While the legal battle for the CAIR program continues, some members of Congress are calling for legislation to save the program. On September 11, 2008, Senators Tom Carper (D-DE) and Lamar Alexander (R-TN) hosted a roundtable to discuss legislative methods to mitigate the harmful effects of air pollution. This discussion was in response to the D.C. Circuit's rejection of the CAIR program, as well as other court decisions that affected the EPA's regulations of mercury and carbon dioxide. The senators touted the projected health benefits of the CAIR program, citing EPA estimates that by 2015, it would save $85 to $100 billion in avoided health care costs, and prevent 17,000 premature deaths. Senator Carper also had been in communication with Congressman Dingell (D-MI) regarding potential legislation authorizing the first four years of the CAIR program and leaving the later stages to future congressional action. Last week, Congressman Dingell suspended the effort after it became clear that Congressman Barton (R-TX), the ranking Republican on the House Energy and Commerce Committee, would not support expedited consideration of the bill. Congressman Barton expressed support for a review of the Clean Air Act more generally next year, after the election.

Also on September 11, 2008, Senator George Voinovich (R-OH) introduced legislation explicitly authorizing the continuation of the CAIR program. This legislation, S. 3469, "CAIR Reinstatement Act of 2008," would authorize the EPA to maintain trading under CAIR as originally promulgated despite the court ruling. Calling CAIR "the most significant action to protect public health and the environment since the passage of the 1990 Clean Air Act Amendments," Senator Voinovich urged the congressional authorization of the rule.

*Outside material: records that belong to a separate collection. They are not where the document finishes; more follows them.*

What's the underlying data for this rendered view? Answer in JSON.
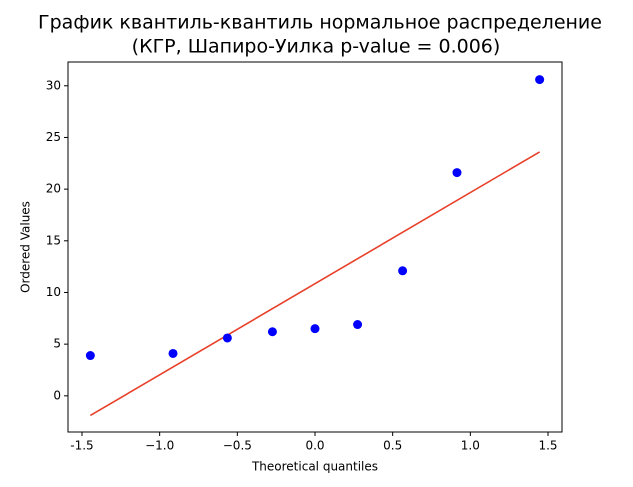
{
  "chart_data": {
    "type": "scatter",
    "title": "График квантиль-квантиль нормальное распределение",
    "subtitle": "(КГР, Шапиро-Уилка p-value = 0.006)",
    "x_label": "Theoretical quantiles",
    "y_label": "Ordered Values",
    "points": {
      "color": "#0000ff",
      "x": [
        -1.446,
        -0.914,
        -0.564,
        -0.274,
        0,
        0.274,
        0.564,
        0.914,
        1.446
      ],
      "values": [
        3.9,
        4.1,
        5.6,
        6.2,
        6.5,
        6.9,
        12.1,
        21.6,
        30.6
      ]
    },
    "fit_line": {
      "color": "#e8402a",
      "x": [
        -1.446,
        1.446
      ],
      "values": [
        -1.9,
        23.6
      ]
    },
    "xlim": [
      -1.59,
      1.59
    ],
    "xticks": [
      -1.5,
      {
        "value": -1.0,
        "label": "−1.0"
      },
      {
        "value": -0.5,
        "label": "−0.5"
      },
      {
        "value": 0,
        "label": "0.0"
      },
      0.5,
      {
        "value": 1,
        "label": "1.0"
      },
      1.5
    ],
    "ylim": [
      -3.5,
      32.3
    ],
    "yticks": [
      0,
      5,
      10,
      15,
      20,
      25,
      30
    ]
  }
}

The emissions trading programs for SO2 and NOX still are in effect pending the outcome of the EPA's appeals. The EPA notes on its website that:

Until any judicial appeals of the court decision are exhausted, EPA will continue to record transfers that are submitted for NOX annual and ozone season allowances. The court decision did not affect continuation of the Acid Rain Program, and the EPA will continue recording transfers of SO2 allowances.

At the time of publication, at least one lawsuit has been filed that challenges the enforceability of contracts to buy and sell emissions allowances given the D.C. Circuit's ruling. Market participants expect further turmoil in the emissions trading markets while the EPA and certain senators fight to maintain the CAIR program.